Saturday Final.  Some of the roughest thermals I have ever experienced.   I am planning on down loading my track log so I can see where my only big collapse occurred.  I will then mark that spot on my GPS as a 'No Fly Zone'.  Every time I got low, I said this is it thermals you win, I am going to land.  For some reason I think they were getting a kick out of tossing me and would give me a gentler ride high up to the next cylinder.  I hit the last turn point very low,  Goal at Longswords seemed almost reachable, full bar.   I hit another big thermal and took it all, possibly wasting a lot of time as I hit the Goal cylinder at 4200 feet.  It took a while to land and Joey landed right after me.  No Goal dance this time just a big knuckle bump and a deserving chug of beer.   I scored 27th position out of approximately 80 pilots.  I felt pretty good.

These Comps, especially this one, are filled with the top pilots who are all too willing to give you their secrets, help you with gear modifications and encourage you to get out there and fly hard.  Of course they love having a bunch of floundering markers to bench up off from too, so we kinda help them in return. 

Thanks Forrest & Raven
This year they added the Super Clinic.  I am hoping to get debriefed from Bonnie and TommyRD to pick their heads on what they learned in that class. 

To Comp or Not To Comp, for me it is no longer a question.  Whether I ever enter one again is to be determined but Competition Flying definitely makes you a better pilot and is that not what we want to be.

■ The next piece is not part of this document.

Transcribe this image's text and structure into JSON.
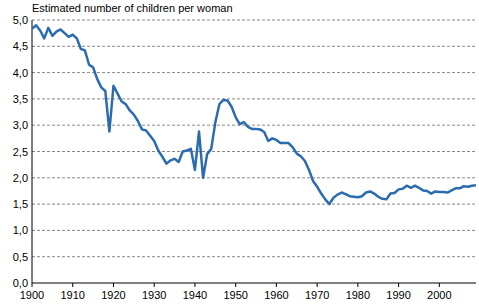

It's Time to Fly Get Your Gear and Go!!!! Where they tell you of course!



1 comment:

Alex said...

Thom, I am very proud of everyone who went this year and all of their accomplishments. But I think I am proudest of you, for overcoming your natural reluctance to get involved in a huge organized event like this, and for getting so much out of it, and for doing so well. Making goal 3 out of 4 tasks is unheard of for first time Sprinters like you and Joey. You guys are my heroes! Joey's Aspen 4 was my ticket to Sprint success last year and you guys showed us what that wing can do again this year.

And I'm super glad you encouraged me to try the Race this year. I wasn't sure at first but it turned out to be the right choice for me to learn the most. Obviously I still have lots to learn!